小川壮彦さん いかにも真面目なその風貌で、技術者というよりも職人を思わせる小川さん。福岡県出身の小川さんは、子供の頃からテレビやビデオに興味を持ち、高校でエレクトロニクスへの道を目指す。福井大学工学部・電気電子工学科を卒業、社会は折しも就職氷河期を迎え、大阪で技術系の仕事をして4年を過ごす。大阪時代、奥さんとも知り合い結婚、やがて福井県Uターン情報センターを知ることに。

「奥さんも福井出身という縁もあり、これは仕事上のチャンスになるかも知れないと思いましたね。」小川さんは、さっそくネットで登録。その後、電話で内容確認、資料を郵送してもらい、要求に合う内容の企業に応募するという手順を踏んだ。

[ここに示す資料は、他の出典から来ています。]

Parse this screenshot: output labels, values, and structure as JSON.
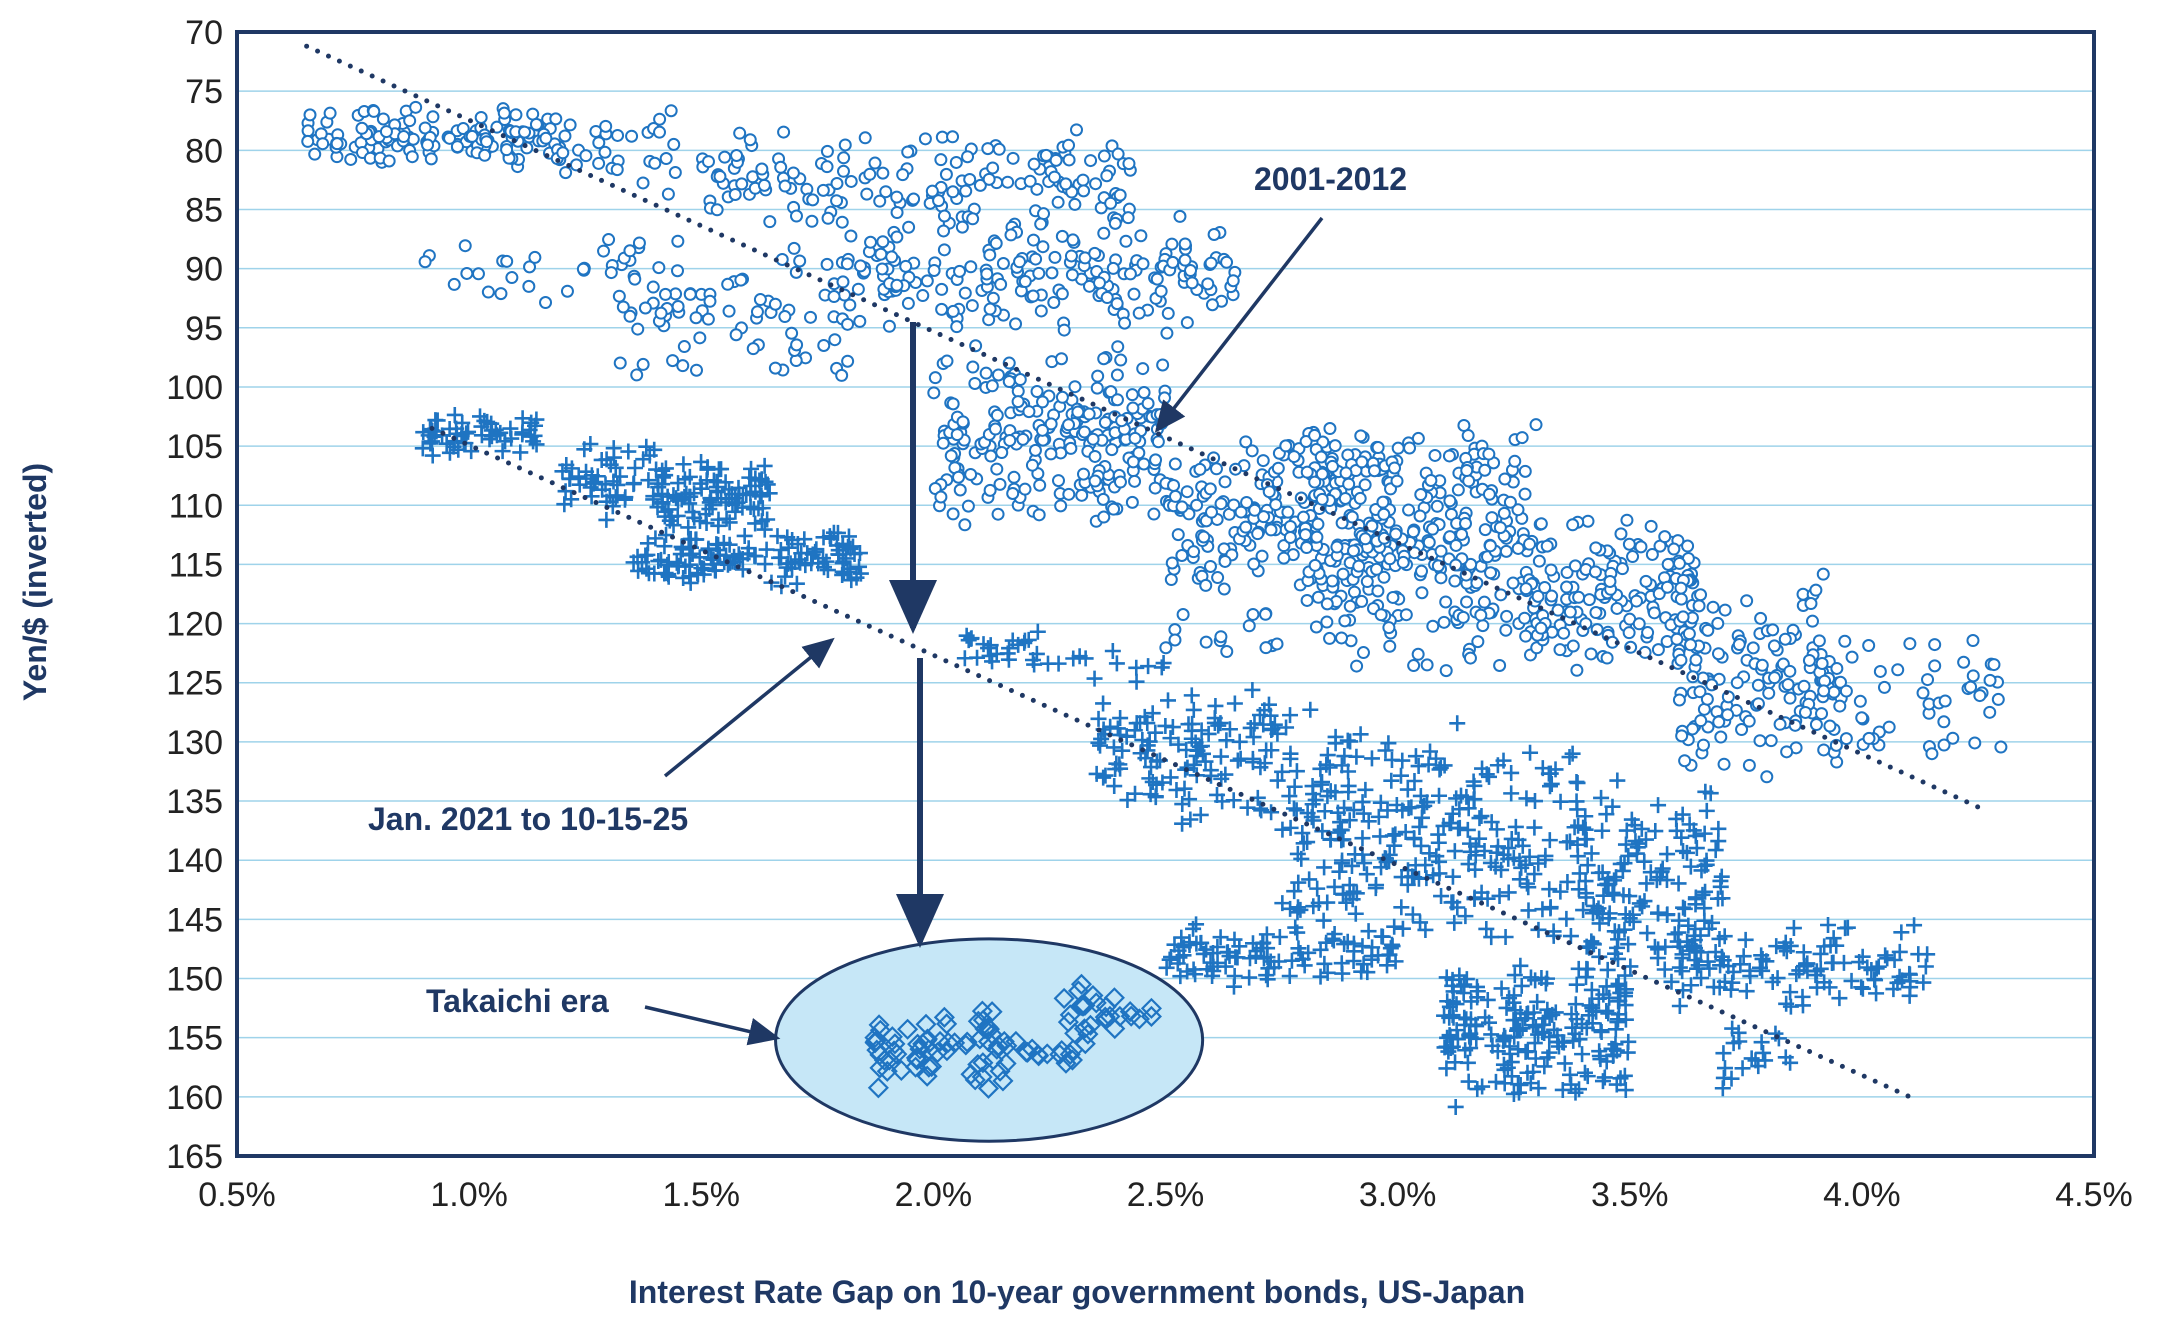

そして今年3月、パナソニック エレクトロニックデバイスジャパン株式会社に入社、現在は福井県の越前市に住み、奥さん、奥さんのご両親と楽しく過ごしている。福井県Uターン情報センターでの紹介により、入社できたことには大満足しているという。

どんな仕事内容なのですか?と聞くと、素人の私にどう説明したら分かりやすいのかを真剣に考えてくれる。
「原理で言えば、デジカメのブレ補正の機能や、カーナビに搭載される機能ですね。」頭をひねっている私に対して、「たとえばゲーム機で遠心力を利用した動きとかあるのは分かりますか?」と、どこまでも優しい。「では、自動車が転倒したらどうなりますか?エアバッグが作動するでしょ。つまり、自動車が回転してしまったことを認識する機能があるってことなんです。ゲームやデジカメといった楽しいものから、生命に関わる自動車の安全性能まで、私たちの研究分野に入るのです。」技術開発の話題になると、小川さんの話は尽きない。

休日には郊外にショッピングに行ったり、愛犬と遊ぶのが楽しみ。空気やお米は美味しいし、魚も美味しい、冬にはカニが最高ですね、と福井の暮らしの話に顔がほころぶ。奥さんもふくい人だったから好きになったのかも知れませんね。と、ニッコリ。

小川さんが福井県を選んだのには、もう一つ大きな目的がある。それは、奥さんと奥さんのご両親を大切にすること。奥さんを思うが故に親御さんも大切にしたいのだという。なんて素晴らしいIターンなんですかと思わず誉めてしまうと、「あとね、来年男の子が生まれる予定なんですよ」と、その日一番の笑顔を見せてくれた。

愛する奥さんのため、親御さんのため、そして子供のため。小川さんだけでも背負うものは、心地よく重い。住んでいる私達が羨むほどの生活を手にした小川さん。これからも福井県で良かったと心から思っていただけるよう、私たち福井県民も一緒になって応援していきたいものだと痛感した1日でした。